Я удивился, поскольку никогда не слышал подобных интонаций и вербальных оборотов от своей жены: она никогда ни с кем так не разговаривала. Наше общение с ней всегда протекало на самом высоком этическом уровне и никогда не опускалось до обоюдного хамства. В очередной раз я убедился, что любая женщина многолика в отношениях с разными мужчинами, – к каждому она поворачивается одним из многих своих лиц. В тот момент я был совершенно уверен, что между ними была связь, потому что это был разговор двух любовников о рогатом муже.

– Не ругайся, Леночка. Зачем тебе этот пустоцвет? – елейным голосом уговаривал её Калугин. – Он совершенно оторвался от реальности. Он творит чёрт знает что. Он живет за твой счёт, и, похоже, совершенно не собирается работать. Даже Белогорский махнул на него рукой и нашёл другого человека на его место.

– Это мой муж! Отец моего ребёнка! И мне решать подобные вещи… А ты, по-моему, Андрюша, совсем зарвался! – Она разговаривала с ним как с холопом.

– Он даже хотел убить эту шлюху… – сказал Калугин тоном двоечника, который не знает предмет и начинает уже собирать всё подряд.

– Что?

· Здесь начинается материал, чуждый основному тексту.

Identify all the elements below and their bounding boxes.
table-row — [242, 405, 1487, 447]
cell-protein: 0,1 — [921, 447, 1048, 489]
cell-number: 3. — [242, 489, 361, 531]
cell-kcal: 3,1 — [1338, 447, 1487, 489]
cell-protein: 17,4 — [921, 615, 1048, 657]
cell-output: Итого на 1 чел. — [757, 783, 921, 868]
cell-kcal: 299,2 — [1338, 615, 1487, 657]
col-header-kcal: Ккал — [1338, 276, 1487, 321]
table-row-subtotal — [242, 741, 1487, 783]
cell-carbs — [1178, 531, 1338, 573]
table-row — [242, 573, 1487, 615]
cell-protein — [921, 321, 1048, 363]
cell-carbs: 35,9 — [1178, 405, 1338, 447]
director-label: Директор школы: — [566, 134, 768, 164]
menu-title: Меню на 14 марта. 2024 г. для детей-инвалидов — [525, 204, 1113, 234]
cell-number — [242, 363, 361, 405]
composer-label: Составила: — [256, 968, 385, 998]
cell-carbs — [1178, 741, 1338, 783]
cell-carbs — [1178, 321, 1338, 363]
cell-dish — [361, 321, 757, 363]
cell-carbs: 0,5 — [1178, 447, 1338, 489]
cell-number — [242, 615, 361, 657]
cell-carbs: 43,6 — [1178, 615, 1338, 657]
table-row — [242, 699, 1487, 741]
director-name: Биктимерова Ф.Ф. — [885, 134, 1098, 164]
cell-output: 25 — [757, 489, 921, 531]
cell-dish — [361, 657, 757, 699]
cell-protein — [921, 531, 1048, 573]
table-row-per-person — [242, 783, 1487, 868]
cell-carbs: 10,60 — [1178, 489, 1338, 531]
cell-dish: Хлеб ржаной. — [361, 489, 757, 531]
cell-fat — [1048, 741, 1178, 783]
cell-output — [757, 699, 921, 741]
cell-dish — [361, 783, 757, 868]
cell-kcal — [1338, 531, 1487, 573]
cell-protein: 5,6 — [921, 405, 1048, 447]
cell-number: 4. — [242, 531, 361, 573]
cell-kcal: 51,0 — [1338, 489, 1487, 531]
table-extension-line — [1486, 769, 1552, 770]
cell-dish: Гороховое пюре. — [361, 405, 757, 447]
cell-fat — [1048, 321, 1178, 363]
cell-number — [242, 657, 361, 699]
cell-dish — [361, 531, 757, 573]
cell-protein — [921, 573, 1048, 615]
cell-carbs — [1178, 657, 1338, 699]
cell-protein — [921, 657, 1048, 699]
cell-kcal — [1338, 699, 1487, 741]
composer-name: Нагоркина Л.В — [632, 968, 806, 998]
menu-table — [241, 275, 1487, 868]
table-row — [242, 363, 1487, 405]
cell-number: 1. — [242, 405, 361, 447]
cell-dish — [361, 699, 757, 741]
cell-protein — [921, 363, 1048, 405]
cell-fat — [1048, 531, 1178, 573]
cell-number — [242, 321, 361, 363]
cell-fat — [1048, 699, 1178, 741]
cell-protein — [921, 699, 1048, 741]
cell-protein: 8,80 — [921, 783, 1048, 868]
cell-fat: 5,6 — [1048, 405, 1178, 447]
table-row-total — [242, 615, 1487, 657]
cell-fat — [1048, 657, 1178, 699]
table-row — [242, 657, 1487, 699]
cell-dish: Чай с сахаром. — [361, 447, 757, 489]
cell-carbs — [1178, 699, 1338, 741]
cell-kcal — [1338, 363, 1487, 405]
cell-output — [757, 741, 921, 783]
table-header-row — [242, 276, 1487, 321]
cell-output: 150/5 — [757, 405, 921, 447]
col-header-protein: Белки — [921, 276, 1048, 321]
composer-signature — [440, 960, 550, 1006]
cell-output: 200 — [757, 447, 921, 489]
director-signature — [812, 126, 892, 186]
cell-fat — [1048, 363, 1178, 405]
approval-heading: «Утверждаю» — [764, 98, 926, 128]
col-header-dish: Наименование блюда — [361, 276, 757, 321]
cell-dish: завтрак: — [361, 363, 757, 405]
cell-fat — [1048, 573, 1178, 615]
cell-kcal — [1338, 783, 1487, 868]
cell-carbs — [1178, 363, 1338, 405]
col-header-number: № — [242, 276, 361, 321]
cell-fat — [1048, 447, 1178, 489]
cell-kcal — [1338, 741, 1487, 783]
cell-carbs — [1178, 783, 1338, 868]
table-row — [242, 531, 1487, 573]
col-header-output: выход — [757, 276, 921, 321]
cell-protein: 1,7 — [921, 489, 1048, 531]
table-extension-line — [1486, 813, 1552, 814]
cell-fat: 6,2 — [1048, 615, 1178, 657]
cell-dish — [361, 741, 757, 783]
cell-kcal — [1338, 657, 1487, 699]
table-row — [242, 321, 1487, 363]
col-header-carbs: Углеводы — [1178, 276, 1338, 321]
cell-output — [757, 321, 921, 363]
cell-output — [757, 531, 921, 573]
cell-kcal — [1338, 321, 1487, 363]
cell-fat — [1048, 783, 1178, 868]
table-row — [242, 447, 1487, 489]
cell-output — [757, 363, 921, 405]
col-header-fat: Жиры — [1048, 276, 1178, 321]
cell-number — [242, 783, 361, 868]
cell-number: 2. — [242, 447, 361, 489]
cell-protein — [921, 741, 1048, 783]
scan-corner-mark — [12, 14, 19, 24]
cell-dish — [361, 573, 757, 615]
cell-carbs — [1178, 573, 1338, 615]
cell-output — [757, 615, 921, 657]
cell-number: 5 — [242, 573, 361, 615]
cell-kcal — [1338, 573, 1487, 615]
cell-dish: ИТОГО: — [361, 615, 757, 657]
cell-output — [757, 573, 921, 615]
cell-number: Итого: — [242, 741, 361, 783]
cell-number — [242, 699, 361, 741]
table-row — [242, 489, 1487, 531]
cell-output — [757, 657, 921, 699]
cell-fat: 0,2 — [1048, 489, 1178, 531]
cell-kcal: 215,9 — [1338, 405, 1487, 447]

Что ты несешь?

– Я видел это своими глазами, – выкручивался Андрей, а я не мог поверить своим ушам. – Он поставил её на колени и хотел камнем развалить череп, но в последний момент увидел меня…

– Так! – крикнул я нарочито громко, шагнув через балконную перегородку, и широким артистичным жестом распахнул занавес. – Пора прекращать это безобразие!

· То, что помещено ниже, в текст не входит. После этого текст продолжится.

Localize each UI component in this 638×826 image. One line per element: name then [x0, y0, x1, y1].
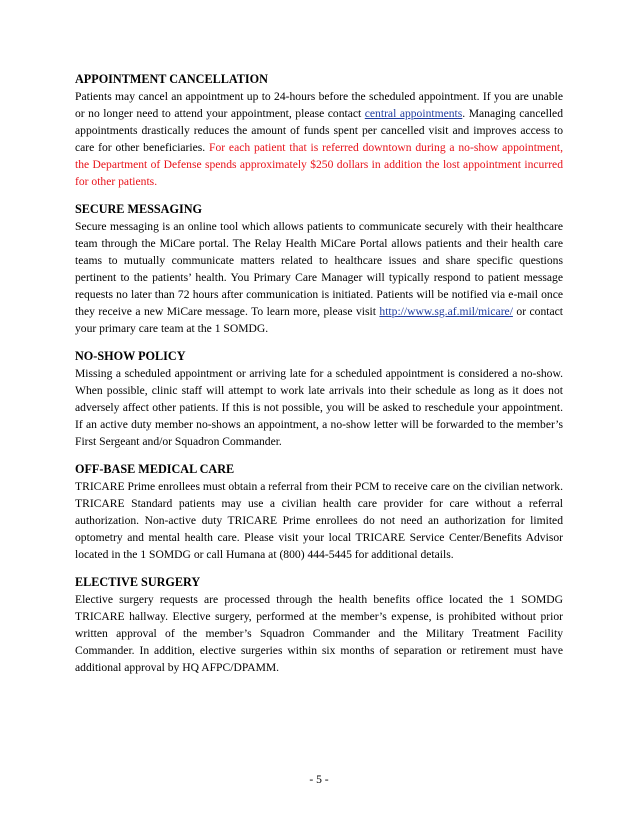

Даже повидавший на своём веку «афганец» выпучил на меня глаза и побелел. Мансурова вскрикнула от неожиданности и тут же прикрыла рот ладошкой. Они были просто в шоке, и произведённый мною эффект мне очень понравился.

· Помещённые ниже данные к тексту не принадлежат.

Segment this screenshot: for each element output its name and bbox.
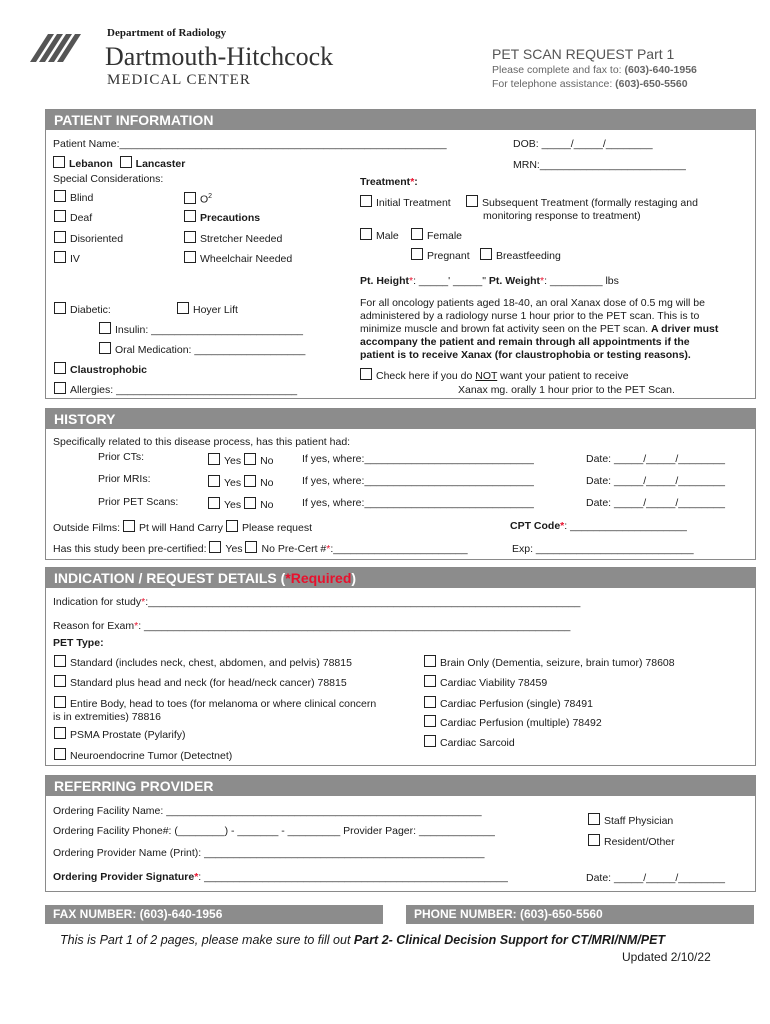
phone-line: For telephone assistance: (603)-650-5560 xyxy=(492,78,688,90)
dob-field[interactable]: DOB: _____/_____/________ xyxy=(513,138,653,150)
org-sub: MEDICAL CENTER xyxy=(107,72,251,88)
no-xanax-option: Check here if you do NOT want your patient to receive xyxy=(360,368,629,383)
precert-row: Has this study been pre-certified: Yes No Pre-Cert #*:_______________________ xyxy=(53,543,468,555)
deaf-checkbox[interactable] xyxy=(54,210,66,222)
female-option: Female xyxy=(411,228,462,243)
phone-number-bar: PHONE NUMBER: (603)-650-5560 xyxy=(406,905,754,924)
hoyer-checkbox[interactable] xyxy=(177,302,189,314)
history-row-label: Prior CTs: xyxy=(98,451,145,463)
precautions-option: Precautions xyxy=(184,210,260,225)
section-heading: INDICATION / REQUEST DETAILS (*Required) xyxy=(46,568,755,588)
indication-field[interactable]: Indication for study*:__________________________________________________________________________ xyxy=(53,596,581,608)
pet-option-checkbox[interactable] xyxy=(424,715,436,727)
pet-option: Cardiac Perfusion (single) 78491 xyxy=(424,696,593,711)
history-row-yesno: Yes No xyxy=(208,497,274,512)
fax-number-bar: FAX NUMBER: (603)-640-1956 xyxy=(45,905,383,924)
pet-type-label: PET Type: xyxy=(53,637,104,649)
pet-option: Entire Body, head to toes (for melanoma or where clinical concern xyxy=(54,696,376,711)
initial-treatment-checkbox[interactable] xyxy=(360,195,372,207)
blind-option: Blind xyxy=(54,190,93,205)
yes-checkbox[interactable] xyxy=(208,453,220,465)
subsequent-treatment-option: Subsequent Treatment (formally restaging and xyxy=(466,195,698,210)
history-row-where[interactable]: If yes, where:_____________________________ xyxy=(302,475,534,487)
please-request-checkbox[interactable] xyxy=(226,520,238,532)
history-row-where[interactable]: If yes, where:_____________________________ xyxy=(302,453,534,465)
stretcher-checkbox[interactable] xyxy=(184,231,196,243)
pregnant-checkbox[interactable] xyxy=(411,248,423,260)
wheelchair-option: Wheelchair Needed xyxy=(184,251,292,266)
pet-option-checkbox[interactable] xyxy=(54,727,66,739)
history-row-label: Prior PET Scans: xyxy=(98,496,179,508)
pet-option: Neuroendocrine Tumor (Detectnet) xyxy=(54,748,232,763)
precert-yes-checkbox[interactable] xyxy=(209,541,221,553)
lebanon-checkbox[interactable] xyxy=(53,156,65,168)
location-row: Lebanon Lancaster xyxy=(53,156,185,171)
subsequent-treatment-checkbox[interactable] xyxy=(466,195,478,207)
disoriented-checkbox[interactable] xyxy=(54,231,66,243)
lancaster-checkbox[interactable] xyxy=(120,156,132,168)
precautions-checkbox[interactable] xyxy=(184,210,196,222)
staff-physician-option: Staff Physician xyxy=(588,813,673,828)
footer-note: This is Part 1 of 2 pages, please make sure to fill out Part 2- Clinical Decision Support for CT/MRI/NM/PET xyxy=(60,933,666,947)
yes-checkbox[interactable] xyxy=(208,497,220,509)
staff-physician-checkbox[interactable] xyxy=(588,813,600,825)
xanax-notice: For all oncology patients aged 18-40, an oral Xanax dose of 0.5 mg will be administered by a radiology nurse 1 hour prior to the PET scan. This is to minimize muscle and brown fat activity seen on the PET scan. A driver must accompany the patient and remain through all appointments if the patient is to receive Xanax (for claustrophobia or testing reasons). xyxy=(360,297,719,361)
breastfeeding-checkbox[interactable] xyxy=(480,248,492,260)
mrn-field[interactable]: MRN:_________________________ xyxy=(513,159,686,171)
initial-treatment-option: Initial Treatment xyxy=(360,195,451,210)
hand-carry-checkbox[interactable] xyxy=(123,520,135,532)
insulin-option: Insulin: __________________________ xyxy=(99,322,303,337)
diabetic-option: Diabetic: xyxy=(54,302,111,317)
stretcher-option: Stretcher Needed xyxy=(184,231,282,246)
allergies-checkbox[interactable] xyxy=(54,382,66,394)
special-considerations-label: Special Considerations: xyxy=(53,173,164,185)
signature-date-field[interactable]: Date: _____/_____/________ xyxy=(586,872,725,884)
history-row-yesno: Yes No xyxy=(208,475,274,490)
provider-name-field[interactable]: Ordering Provider Name (Print): ________________________________________________ xyxy=(53,847,485,859)
history-row-where[interactable]: If yes, where:_____________________________ xyxy=(302,497,534,509)
history-intro: Specifically related to this disease process, has this patient had: xyxy=(53,436,351,448)
pet-option-checkbox[interactable] xyxy=(54,655,66,667)
pet-option-checkbox[interactable] xyxy=(424,735,436,747)
female-checkbox[interactable] xyxy=(411,228,423,240)
pet-option-checkbox[interactable] xyxy=(54,696,66,708)
pet-option-checkbox[interactable] xyxy=(54,748,66,760)
pet-option: Cardiac Sarcoid xyxy=(424,735,515,750)
no-xanax-cont: Xanax mg. orally 1 hour prior to the PET Scan. xyxy=(458,384,675,396)
oral-medication-option: Oral Medication: ___________________ xyxy=(99,342,305,357)
history-row-label: Prior MRIs: xyxy=(98,473,151,485)
height-weight-field[interactable]: Pt. Height*: _____' _____" Pt. Weight*: _________ lbs xyxy=(360,275,619,287)
deaf-option: Deaf xyxy=(54,210,92,225)
facility-phone-field[interactable]: Ordering Facility Phone#: (________) - _______ - _________ Provider Pager: _____________ xyxy=(53,825,495,837)
subsequent-treatment-cont: monitoring response to treatment) xyxy=(483,210,641,222)
patient-name-field[interactable]: Patient Name:________________________________________________________ xyxy=(53,138,447,150)
org-name: Dartmouth-Hitchcock xyxy=(105,42,334,71)
fax-line: Please complete and fax to: (603)-640-1956 xyxy=(492,64,697,76)
no-xanax-checkbox[interactable] xyxy=(360,368,372,380)
pet-option: Cardiac Perfusion (multiple) 78492 xyxy=(424,715,602,730)
pet-option: Standard (includes neck, chest, abdomen, and pelvis) 78815 xyxy=(54,655,352,670)
diabetic-checkbox[interactable] xyxy=(54,302,66,314)
section-heading: HISTORY xyxy=(46,409,755,429)
disoriented-option: Disoriented xyxy=(54,231,123,246)
pregnant-option: Pregnant xyxy=(411,248,470,263)
history-row-date[interactable]: Date: _____/_____/________ xyxy=(586,497,725,509)
breastfeeding-option: Breastfeeding xyxy=(480,248,561,263)
signature-field[interactable]: Ordering Provider Signature*: ____________________________________________________ xyxy=(53,871,508,883)
no-checkbox[interactable] xyxy=(244,475,256,487)
claustrophobic-checkbox[interactable] xyxy=(54,362,66,374)
male-option: Male xyxy=(360,228,399,243)
department-name: Department of Radiology xyxy=(107,27,227,39)
history-row-date[interactable]: Date: _____/_____/________ xyxy=(586,475,725,487)
precert-no-checkbox[interactable] xyxy=(245,541,257,553)
pet-option: PSMA Prostate (Pylarify) xyxy=(54,727,186,742)
allergies-option: Allergies: _______________________________ xyxy=(54,382,297,397)
o2-checkbox[interactable] xyxy=(184,192,196,204)
iv-checkbox[interactable] xyxy=(54,251,66,263)
resident-checkbox[interactable] xyxy=(588,834,600,846)
resident-option: Resident/Other xyxy=(588,834,675,849)
hoyer-option: Hoyer Lift xyxy=(177,302,238,317)
facility-name-field[interactable]: Ordering Facility Name: ______________________________________________________ xyxy=(53,805,482,817)
pet-option-checkbox[interactable] xyxy=(424,655,436,667)
yes-checkbox[interactable] xyxy=(208,475,220,487)
no-checkbox[interactable] xyxy=(244,497,256,509)
history-row-yesno: Yes No xyxy=(208,453,274,468)
pet-option-checkbox[interactable] xyxy=(424,675,436,687)
male-checkbox[interactable] xyxy=(360,228,372,240)
wheelchair-checkbox[interactable] xyxy=(184,251,196,263)
reason-field[interactable]: Reason for Exam*: _________________________________________________________________________ xyxy=(53,620,571,632)
pet-option: Cardiac Viability 78459 xyxy=(424,675,547,690)
treatment-label: Treatment*: xyxy=(360,176,418,188)
oral-medication-checkbox[interactable] xyxy=(99,342,111,354)
pet-option: Brain Only (Dementia, seizure, brain tumor) 78608 xyxy=(424,655,675,670)
outside-films-row: Outside Films: Pt will Hand Carry Please request xyxy=(53,522,313,534)
blind-checkbox[interactable] xyxy=(54,190,66,202)
dhmc-logo-icon xyxy=(30,28,88,64)
pet-option-checkbox[interactable] xyxy=(54,675,66,687)
updated-date: Updated 2/10/22 xyxy=(622,950,711,964)
form-title: PET SCAN REQUEST Part 1 xyxy=(492,46,675,62)
no-checkbox[interactable] xyxy=(244,453,256,465)
cpt-code-field[interactable]: CPT Code*: ____________________ xyxy=(510,520,687,532)
iv-option: IV xyxy=(54,251,80,266)
insulin-checkbox[interactable] xyxy=(99,322,111,334)
section-heading: REFERRING PROVIDER xyxy=(46,776,755,796)
o2-option: $O^2$ xyxy=(184,190,212,207)
pet-option: Standard plus head and neck (for head/neck cancer) 78815 xyxy=(54,675,347,690)
pet-option-checkbox[interactable] xyxy=(424,696,436,708)
section-heading: PATIENT INFORMATION xyxy=(46,110,755,130)
history-row-date[interactable]: Date: _____/_____/________ xyxy=(586,453,725,465)
claustrophobic-option: Claustrophobic xyxy=(54,362,147,377)
pet-option-cont: is in extremities) 78816 xyxy=(53,711,161,723)
exp-field[interactable]: Exp: ___________________________ xyxy=(512,543,694,555)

– Ну что, любовнички, не ждали? – бархатным голосом спросил я и плотоядно улыбнулся.

– Я не собираюсь устраивать скандал… и уж тем более прибегать к насилию. Я побеспокою вас ровно пять минут. Андрюша, а чё у тебя руки трусятца?

Лена сидела в кресле рядом с журнальным столиком, на котором стояла бутылка красного вина и один бокал. Телевизор был включен без звука. Над кроватью тускло горели бра. Все замерли и боялись шелохнуться, чтобы не вспугнуть момент истины.

– Ещё раз прошу пардону, за то что испортил такой прекрасный вечер, но, увы, нужда привела меня в этот дом.

Потом я предложил Андрею подняться, поскольку мне надо было отодвинуть кровать от стенки, а он сидел на самом её краю. Он с опаской встал и даже слегка отшатнулся от меня, предполагая, по всей видимости, что я собираюсь его ударить. Именно так я и сделал бы раньше, но в тот момент во мне что-то сломалось.

Когда я отрывал от спинки полиэтиленовый пакет с деньгами, Леночка заметила:

– Смотри-ка, а мне втирает уже две недели, что сидит без копейки.

– Человек… особо не обременённый совестью, – с некоторой горчинкой заметил Калугин.

– Знаешь, Андрюша, – сказал я, – тебе совесть тоже спать не мешает. Так что не лепи горбатого.

– Я по сравнению с тобой ангел.

– Ангел? – прищурившись, спросил я. – А сколько ты людей убил в своей жизни? Ангел!

– Ни одного, – решительно ответил Калугин и тут же добавил вполголоса : – А вот нелюдей…

– Кстати! – радостно воскликнул я. – Мне тут нужно грохнуть двух нелюдей… Поможешь? Если у тебя действительно есть совесть и гражданская ответственность… А то гуляют по земле два шатуна и творят всё, что им приходит в голову.

– Это они тебе штанишки порвали? – спросила Лена и пригубила красного вина из бокала, а Калугин посмотрел на неё многозначительно и натянуто улыбнулся: ты видишь, Леночка, что с ним происходит, это же натуральный маньяк.

– А можно обойтись без иронии! Эти твари пытались убить меня на трассе между Небугом и «Югрой», и я тебе так скажу: удовольствие ниже среднего. Если бы не моя природная изворотливость, лежал бы я сейчас где-нибудь под камнем.